In the films which imitate Pale Flower but did add the chivalrous ingredient, obligation to the paternal boss vs a sense of fairness that when imbalanced leads to a thirst for revenge or justice are the major character motivations, themes opposing Pale Flower's grimmer sentiments.

Kon Ichikawa has the titular hero of Sanshiro of Ginza played by Susumu Fujita masochistically suffer everything, breaking his oath (hence his obligation) to a gangster only when the woman Sanshiro loves is threatened. Sanshiro does nothing to help himself, but turns his sixth-rank judo expertise against the yakuza gang because of the threat against an innocent. Sanshiro is not actually a yakuza; he's a physician; he does not necessarily live by any gambler's code. Yet in this 1950 film more than in Pale Flower we can see the root of the "duty vs humanity" motivations that predominated in the classic era of yakuza-eiga, though the torn figure is a doctor rather than a gangster.

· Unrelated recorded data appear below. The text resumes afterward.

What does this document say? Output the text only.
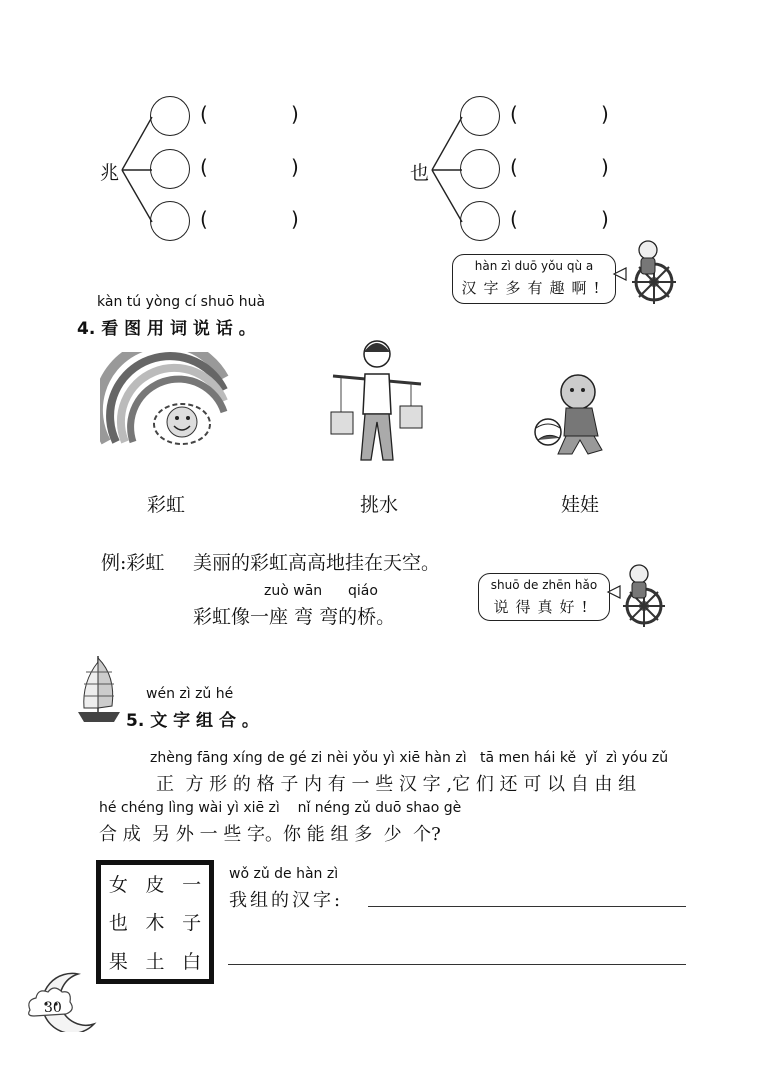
兆	也
(	)
(	)
(	)
(	)
(	)
(	)
hàn zì duō yǒu qù a
汉字多有趣啊!
kàn tú yòng cí shuō huà
4. 看 图 用 词 说 话 。
彩虹	挑水	娃娃
例:彩虹 美丽的彩虹高高地挂在天空。
zuò wān qiáo
彩虹像一座 弯 弯的桥。
shuō de zhēn hǎo
说得真好!
wén zì zǔ hé
5. 文 字 组 合 。
zhèng fāng xíng de gé zi nèi yǒu yì xiē hàn zì   tā men hái kě  yǐ  zì yóu zǔ
正  方 形 的 格 子 内 有 一 些 汉 字 ,它 们 还 可 以 自 由 组
hé chéng lìng wài yì xiē zì    nǐ néng zǔ duō shao gè
合 成  另 外 一 些 字。你 能 组 多  少  个?
女	皮	一
也	木	子
果	土	白
wǒ zǔ de hàn zì
我组的汉字:
30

Comparisons aside, Pale Flower is a stand-out film whether viewed in context of the genre of yakuza-eiga, or as its own animal. The black & white photography is sharp with high contrasts & extraordinary beauty. There is a long sequence of Murakami & Yoh pursuing one another through dark alleys as Yoh throws knives trying to injure Murakami. This is just one of several sequences that push film noir lighting techniques as far as they can go without parody. Many scenes with no action in them whatsoever are charged with moodiness & suspense due to the camera angles & lighting.

It is not actually a vicious film despite its notoriety for brutality. That Murakami is the ultimate amoral hero, who does not acknowledge the humanity of himself or anyone else, makes him more disturbing than romanticized nihilists. There seems to be no part of him that approves of anything about society, & that may ultimately strike the viewer as a more brutal reality than an all-out bloodfest.